ところが民はサムエルの声に聞き従うことを拒んで言った、「いいえ、われわれを治める王がなければならない。
20 We willen gelijk zijn aan alle andere volken; onze koning moet ons besturen, aan onze spits voor ons uitrukken en onze oorlogen voeren.
われわれも他の国々のようになり、王がわれわれをさばき、われわれを率いて、われわれの戦いにたたかうのである」。
21 Toen Samuël al de eisen van het volk had gehoord, bracht hij ze aan Jahweh over.
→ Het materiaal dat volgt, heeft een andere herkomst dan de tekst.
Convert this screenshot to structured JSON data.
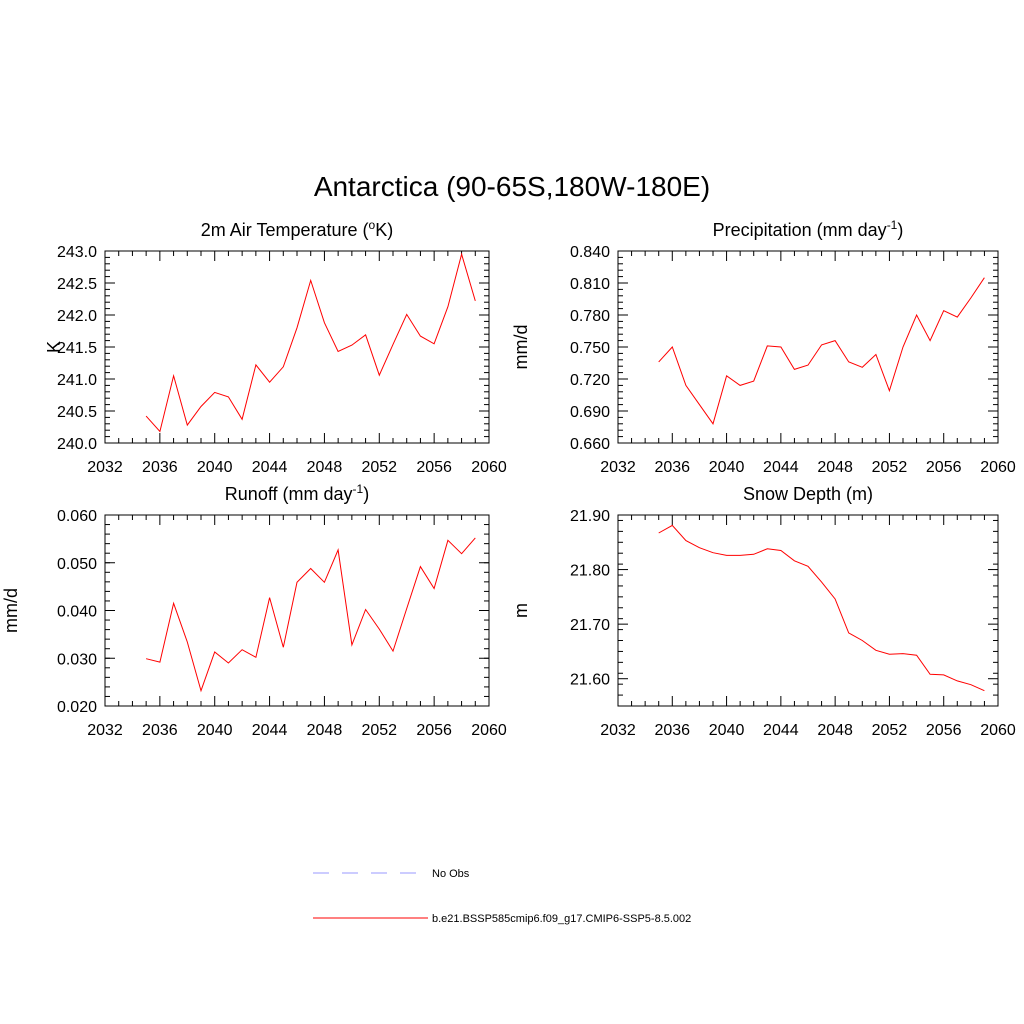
{
  "figure": {
    "title": "Antarctica (90-65S,180W-180E)"
  },
  "legend": {
    "entries": [
      {
        "label": "No Obs",
        "color": "#9999ff",
        "dash": true
      },
      {
        "label": "b.e21.BSSP585cmip6.f09_g17.CMIP6-SSP5-8.5.002",
        "color": "#ff0000",
        "dash": false
      }
    ]
  },
  "chart_data": [
    {
      "type": "line",
      "title": "2m Air Temperature (°K)",
      "title_main": "2m Air Temperature (",
      "title_sup": "o",
      "title_end": "K)",
      "ylabel": "K",
      "xlim": [
        2032,
        2060
      ],
      "ylim": [
        240.0,
        243.0
      ],
      "xticks": [
        "2032",
        "2036",
        "2040",
        "2044",
        "2048",
        "2052",
        "2056",
        "2060"
      ],
      "yticks": [
        "240.0",
        "240.5",
        "241.0",
        "241.5",
        "242.0",
        "242.5",
        "243.0"
      ],
      "grid": false,
      "series": [
        {
          "color": "#ff0000",
          "x": [
            2035,
            2036,
            2037,
            2038,
            2039,
            2040,
            2041,
            2042,
            2043,
            2044,
            2045,
            2046,
            2047,
            2048,
            2049,
            2050,
            2051,
            2052,
            2053,
            2054,
            2055,
            2056,
            2057,
            2058,
            2059
          ],
          "y": [
            240.42,
            240.18,
            241.05,
            240.28,
            240.57,
            240.79,
            240.72,
            240.37,
            241.22,
            240.95,
            241.19,
            241.8,
            242.54,
            241.88,
            241.43,
            241.53,
            241.69,
            241.06,
            241.54,
            242.01,
            241.67,
            241.55,
            242.13,
            242.95,
            242.22
          ]
        }
      ]
    },
    {
      "type": "line",
      "title": "Precipitation (mm day-1)",
      "title_main": "Precipitation (mm day",
      "title_sup": "-1",
      "title_end": ")",
      "ylabel": "mm/d",
      "xlim": [
        2032,
        2060
      ],
      "ylim": [
        0.66,
        0.84
      ],
      "xticks": [
        "2032",
        "2036",
        "2040",
        "2044",
        "2048",
        "2052",
        "2056",
        "2060"
      ],
      "yticks": [
        "0.660",
        "0.690",
        "0.720",
        "0.750",
        "0.780",
        "0.810",
        "0.840"
      ],
      "grid": false,
      "series": [
        {
          "color": "#ff0000",
          "x": [
            2035,
            2036,
            2037,
            2038,
            2039,
            2040,
            2041,
            2042,
            2043,
            2044,
            2045,
            2046,
            2047,
            2048,
            2049,
            2050,
            2051,
            2052,
            2053,
            2054,
            2055,
            2056,
            2057,
            2058,
            2059
          ],
          "y": [
            0.736,
            0.75,
            0.714,
            0.696,
            0.678,
            0.723,
            0.714,
            0.718,
            0.751,
            0.75,
            0.729,
            0.733,
            0.752,
            0.756,
            0.736,
            0.731,
            0.743,
            0.709,
            0.75,
            0.78,
            0.756,
            0.784,
            0.778,
            0.796,
            0.815
          ]
        }
      ]
    },
    {
      "type": "line",
      "title": "Runoff (mm day-1)",
      "title_main": "Runoff (mm day",
      "title_sup": "-1",
      "title_end": ")",
      "ylabel": "mm/d",
      "xlim": [
        2032,
        2060
      ],
      "ylim": [
        0.02,
        0.06
      ],
      "xticks": [
        "2032",
        "2036",
        "2040",
        "2044",
        "2048",
        "2052",
        "2056",
        "2060"
      ],
      "yticks": [
        "0.020",
        "0.030",
        "0.040",
        "0.050",
        "0.060"
      ],
      "grid": false,
      "series": [
        {
          "color": "#ff0000",
          "x": [
            2035,
            2036,
            2037,
            2038,
            2039,
            2040,
            2041,
            2042,
            2043,
            2044,
            2045,
            2046,
            2047,
            2048,
            2049,
            2050,
            2051,
            2052,
            2053,
            2054,
            2055,
            2056,
            2057,
            2058,
            2059
          ],
          "y": [
            0.0299,
            0.0292,
            0.0415,
            0.0334,
            0.0232,
            0.0313,
            0.029,
            0.0318,
            0.0302,
            0.0427,
            0.0323,
            0.0459,
            0.0488,
            0.0459,
            0.0527,
            0.0328,
            0.0402,
            0.0361,
            0.0315,
            0.0404,
            0.0492,
            0.0446,
            0.0547,
            0.0519,
            0.0552
          ]
        }
      ]
    },
    {
      "type": "line",
      "title": "Snow Depth (m)",
      "title_main": "Snow Depth (m)",
      "title_sup": "",
      "title_end": "",
      "ylabel": "m",
      "xlim": [
        2032,
        2060
      ],
      "ylim": [
        21.55,
        21.9
      ],
      "xticks": [
        "2032",
        "2036",
        "2040",
        "2044",
        "2048",
        "2052",
        "2056",
        "2060"
      ],
      "yticks": [
        "21.60",
        "21.70",
        "21.80",
        "21.90"
      ],
      "ytick_values": [
        21.6,
        21.7,
        21.8,
        21.9
      ],
      "grid": false,
      "series": [
        {
          "color": "#ff0000",
          "x": [
            2035,
            2036,
            2037,
            2038,
            2039,
            2040,
            2041,
            2042,
            2043,
            2044,
            2045,
            2046,
            2047,
            2048,
            2049,
            2050,
            2051,
            2052,
            2053,
            2054,
            2055,
            2056,
            2057,
            2058,
            2059
          ],
          "y": [
            21.867,
            21.881,
            21.853,
            21.84,
            21.831,
            21.826,
            21.826,
            21.828,
            21.838,
            21.835,
            21.816,
            21.806,
            21.777,
            21.746,
            21.684,
            21.67,
            21.652,
            21.645,
            21.646,
            21.643,
            21.608,
            21.607,
            21.596,
            21.589,
            21.578
          ]
        }
      ]
    }
  ]
}
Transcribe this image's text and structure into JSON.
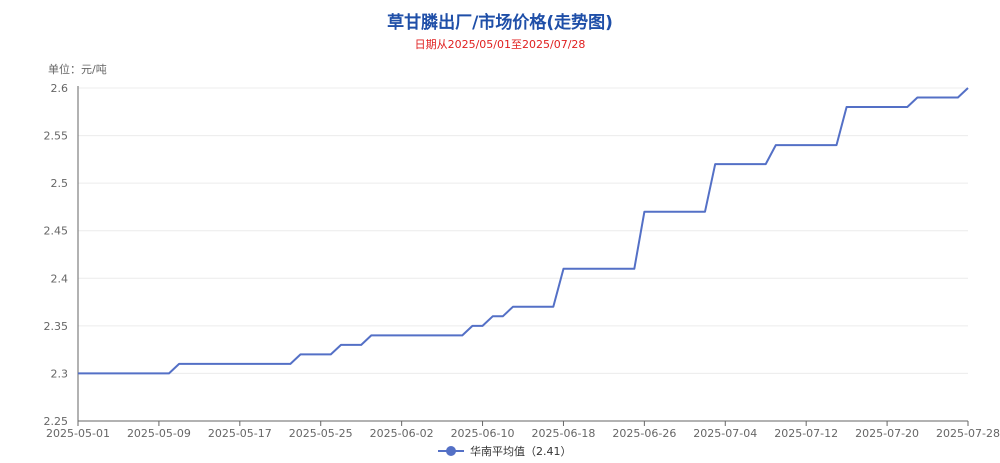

サムエルは民の言葉をことごとく聞いて、それを主の耳に告げた。
22 En Jahweh sprak tot Samuël: Geef ze hun zin, en stel een koning over hen aan. Nu sprak Samuël tot de Israëlieten: Gaat allen terug naar uw stad!
主はサムエルに言われた、「彼らの声に聞き従い、彼らのために王を立てよ」。サムエルはイスラエルの人々に言った、「あなたがたは、めいめいその町に帰りなさい」。